• Arabie saoudite: Les députés Uyttendaele, Susskind et Van Damme demandent des explications

    En Commission des Affaires générales, ce lundi 25 janvier, un nouveau débat de grande qualité s’est tenu sur la question de nos rapports avec l’Arabie saoudite, dans le cadre d’une série d’interpellations au Ministre des Finances Guy Vanhengel.

    Je tiens à vous faire un compte rendu détaillé de ces discussions.
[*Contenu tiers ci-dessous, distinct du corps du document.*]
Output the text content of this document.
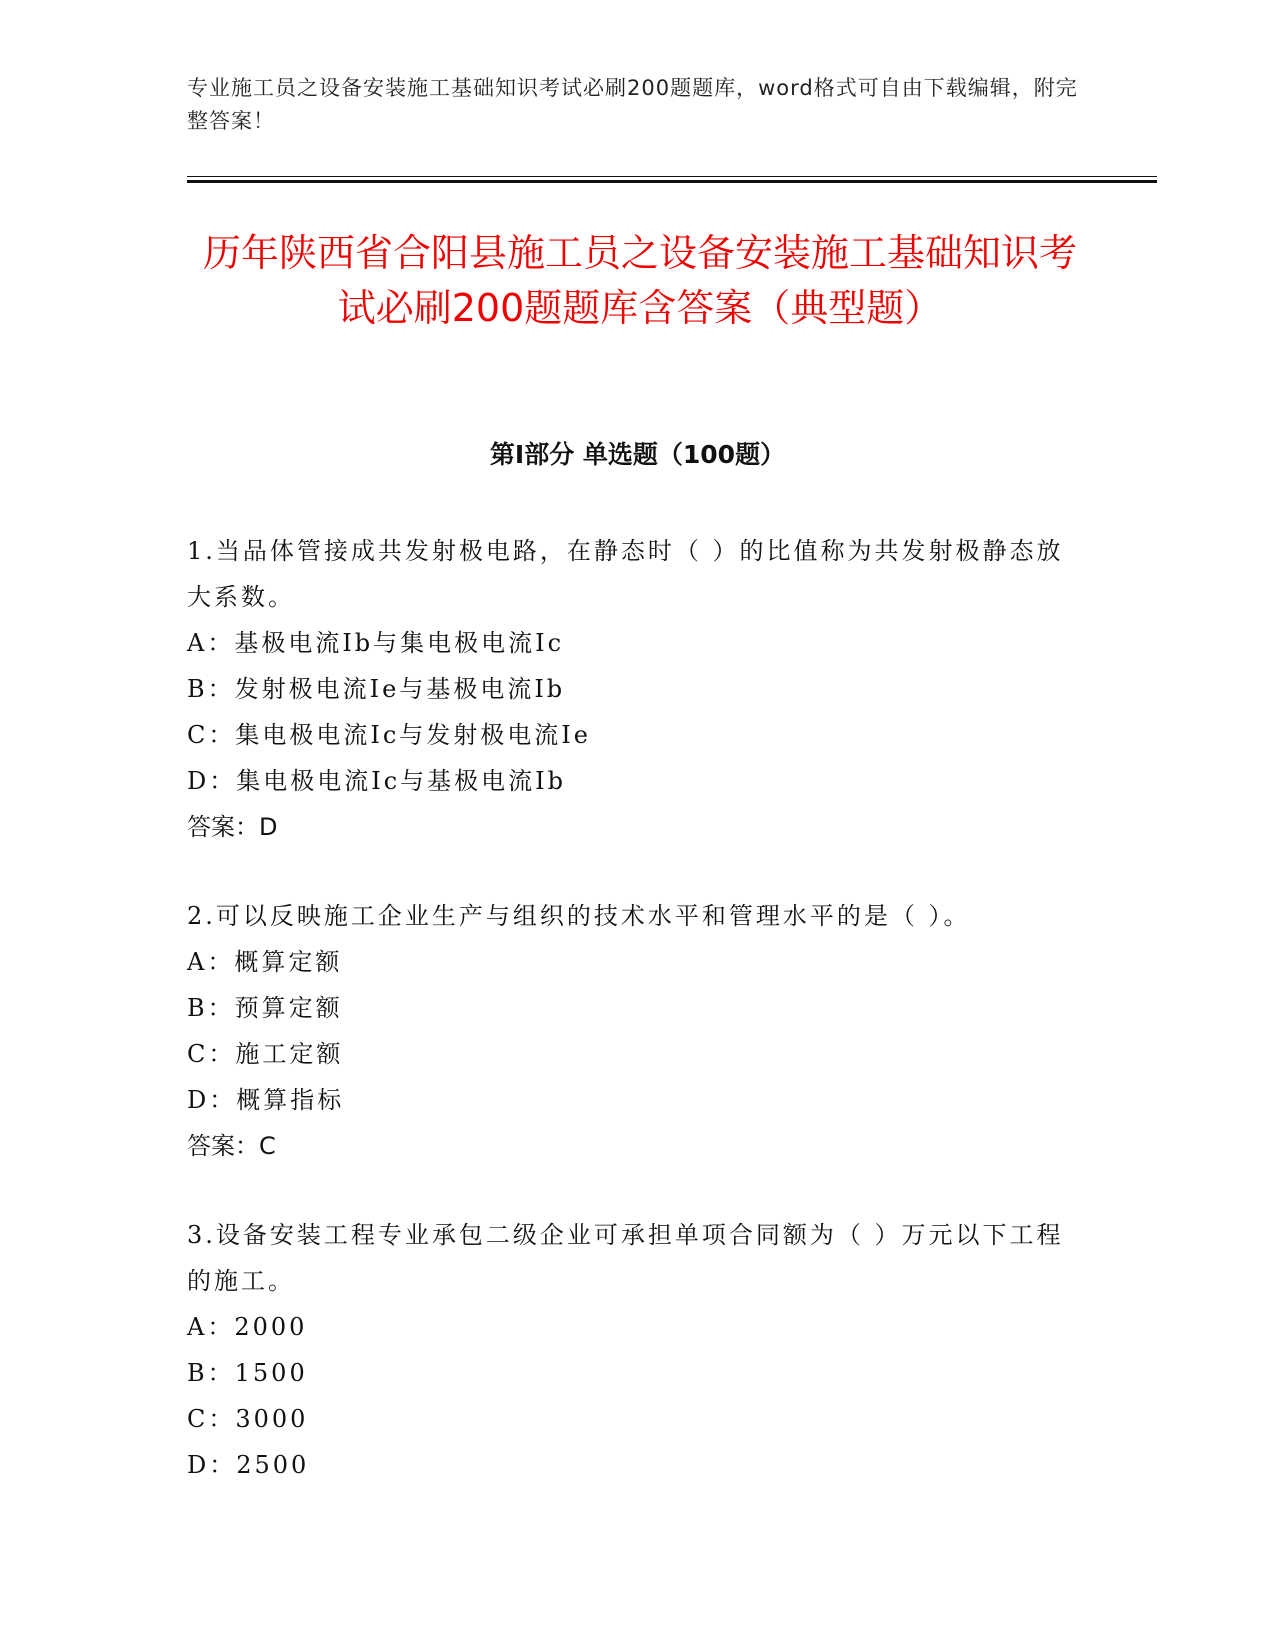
专业施工员之设备安装施工基础知识考试必刷200题题库，word格式可自由下载编辑，附完整答案！
历年陕西省合阳县施工员之设备安装施工基础知识考试必刷200题题库含答案（典型题）
第I部分 单选题（100题）

1.当品体管接成共发射极电路，在静态时（ ）的比值称为共发射极静态放大系数。

A：基极电流Ib与集电极电流Ic

B：发射极电流Ie与基极电流Ib

C：集电极电流Ic与发射极电流Ie

D：集电极电流Ic与基极电流Ib

答案：D

2.可以反映施工企业生产与组织的技术水平和管理水平的是（ ）。

A：概算定额

B：预算定额

C：施工定额

D：概算指标

答案：C

3.设备安装工程专业承包二级企业可承担单项合同额为（ ）万元以下工程的施工。

A：2000

B：1500

C：3000

D：2500
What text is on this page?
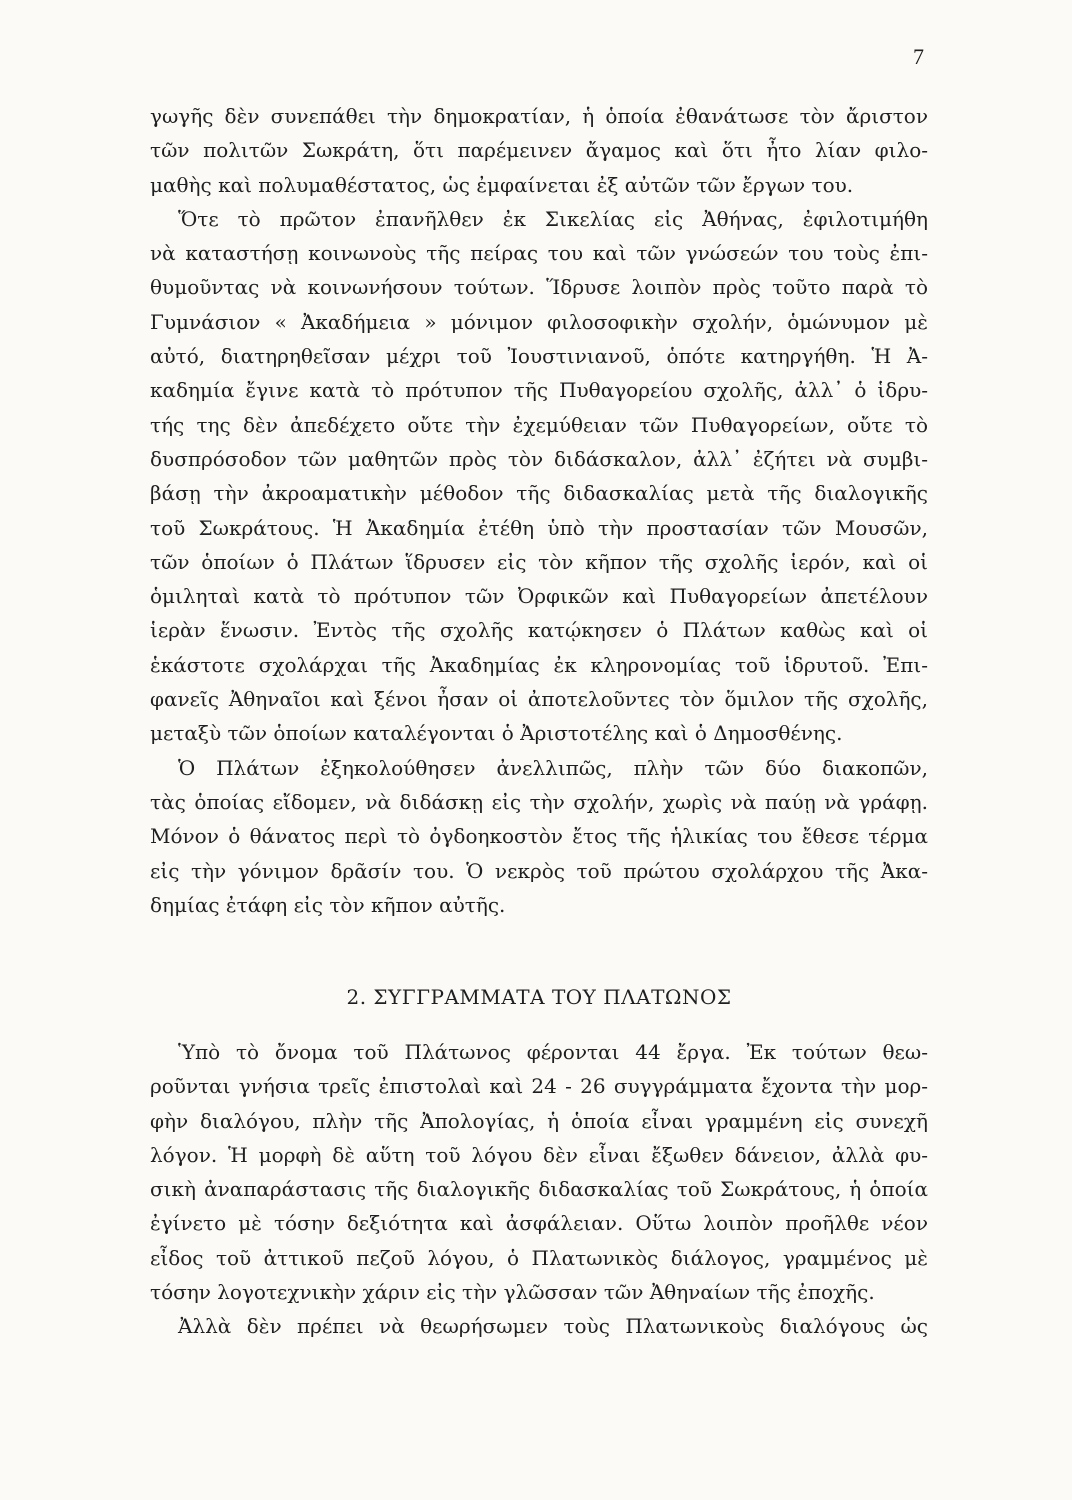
7
γωγῆς δὲν συνεπάθει τὴν δημοκρατίαν, ἡ ὁποία ἐθανάτωσε τὸν ἄριστον
τῶν πολιτῶν Σωκράτη, ὅτι παρέμεινεν ἄγαμος καὶ ὅτι ἦτο λίαν φιλο-
μαθὴς καὶ πολυμαθέστατος, ὡς ἐμφαίνεται ἐξ αὐτῶν τῶν ἔργων του.
Ὅτε τὸ πρῶτον ἐπανῆλθεν ἐκ Σικελίας εἰς Ἀθήνας, ἐφιλοτιμήθη
νὰ καταστήσῃ κοινωνοὺς τῆς πείρας του καὶ τῶν γνώσεών του τοὺς ἐπι-
θυμοῦντας νὰ κοινωνήσουν τούτων. Ἵδρυσε λοιπὸν πρὸς τοῦτο παρὰ τὸ
Γυμνάσιον « Ἀκαδήμεια » μόνιμον φιλοσοφικὴν σχολήν, ὁμώνυμον μὲ
αὐτό, διατηρηθεῖσαν μέχρι τοῦ Ἰουστινιανοῦ, ὁπότε κατηργήθη. Ἡ Ἀ-
καδημία ἔγινε κατὰ τὸ πρότυπον τῆς Πυθαγορείου σχολῆς, ἀλλ᾽ ὁ ἱδρυ-
τής της δὲν ἀπεδέχετο οὔτε τὴν ἐχεμύθειαν τῶν Πυθαγορείων, οὔτε τὸ
δυσπρόσοδον τῶν μαθητῶν πρὸς τὸν διδάσκαλον, ἀλλ᾽ ἐζήτει νὰ συμβι-
βάσῃ τὴν ἀκροαματικὴν μέθοδον τῆς διδασκαλίας μετὰ τῆς διαλογικῆς
τοῦ Σωκράτους. Ἡ Ἀκαδημία ἐτέθη ὑπὸ τὴν προστασίαν τῶν Μουσῶν,
τῶν ὁποίων ὁ Πλάτων ἵδρυσεν εἰς τὸν κῆπον τῆς σχολῆς ἱερόν, καὶ οἱ
ὁμιληταὶ κατὰ τὸ πρότυπον τῶν Ὀρφικῶν καὶ Πυθαγορείων ἀπετέλουν
ἱερὰν ἕνωσιν. Ἐντὸς τῆς σχολῆς κατῴκησεν ὁ Πλάτων καθὼς καὶ οἱ
ἑκάστοτε σχολάρχαι τῆς Ἀκαδημίας ἐκ κληρονομίας τοῦ ἱδρυτοῦ. Ἐπι-
φανεῖς Ἀθηναῖοι καὶ ξένοι ἦσαν οἱ ἀποτελοῦντες τὸν ὅμιλον τῆς σχολῆς,
μεταξὺ τῶν ὁποίων καταλέγονται ὁ Ἀριστοτέλης καὶ ὁ Δημοσθένης.
Ὁ Πλάτων ἐξηκολούθησεν ἀνελλιπῶς, πλὴν τῶν δύο διακοπῶν,
τὰς ὁποίας εἴδομεν, νὰ διδάσκῃ εἰς τὴν σχολήν, χωρὶς νὰ παύῃ νὰ γράφῃ.
Μόνον ὁ θάνατος περὶ τὸ ὀγδοηκοστὸν ἔτος τῆς ἡλικίας του ἔθεσε τέρμα
εἰς τὴν γόνιμον δρᾶσίν του. Ὁ νεκρὸς τοῦ πρώτου σχολάρχου τῆς Ἀκα-
δημίας ἐτάφη εἰς τὸν κῆπον αὐτῆς.
2. ΣΥΓΓΡΑΜΜΑΤΑ ΤΟΥ ΠΛΑΤΩΝΟΣ
Ὑπὸ τὸ ὄνομα τοῦ Πλάτωνος φέρονται 44 ἔργα. Ἐκ τούτων θεω-
ροῦνται γνήσια τρεῖς ἐπιστολαὶ καὶ 24 - 26 συγγράμματα ἔχοντα τὴν μορ-
φὴν διαλόγου, πλὴν τῆς Ἀπολογίας, ἡ ὁποία εἶναι γραμμένη εἰς συνεχῆ
λόγον. Ἡ μορφὴ δὲ αὕτη τοῦ λόγου δὲν εἶναι ἔξωθεν δάνειον, ἀλλὰ φυ-
σικὴ ἀναπαράστασις τῆς διαλογικῆς διδασκαλίας τοῦ Σωκράτους, ἡ ὁποία
ἐγίνετο μὲ τόσην δεξιότητα καὶ ἀσφάλειαν. Οὕτω λοιπὸν προῆλθε νέον
εἶδος τοῦ ἀττικοῦ πεζοῦ λόγου, ὁ Πλατωνικὸς διάλογος, γραμμένος μὲ
τόσην λογοτεχνικὴν χάριν εἰς τὴν γλῶσσαν τῶν Ἀθηναίων τῆς ἐποχῆς.
Ἀλλὰ δὲν πρέπει νὰ θεωρήσωμεν τοὺς Πλατωνικοὺς διαλόγους ὡς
    Mon collègue Jef Van Damme est intervenu avec vigueur sur ce dossier. Il a rappelé que l’Arabie saoudite ne respecte pas les droits des femmes, qu’elle méprise les homosexuels qui sont considérés comme des criminels, qu’elle maltraite les réfugiés et est en total retard quant à sa politique de développement social. Pour Jef, la lutte contre Daesh est évidemment plus qu’ambiguë et son lien avec les radicalisés n’est plus à démontrer. Il l’a dit sans la moindre hésitation : « Ce pays empoisonne le monde entier. » J’y souscris pleinement !

    Comme je l’ai fait à plusieurs reprises devant la Secrétaire d’Etat Cécile Jodogne, Jef demande aussi quelle est la position en cours du gouvernement et ce qu’il en est de l’interdiction ou pas du trafic d’armes, pour notre sécurité, et du traité fiscal qui lie la Région et l’Arabie saoudite.

    Uyttendaele - Amnesty - Raïf BadawiMa collègue Simone Susskind est également intervenue dans ce débat. Elle a rappelé le cas de Raif Badawi, le blogueur libéral coupable d’avoir défendu sur son site la laïcité et condamné à 1000 coups de fouet, plus 10 ans de prison, pour blasphème.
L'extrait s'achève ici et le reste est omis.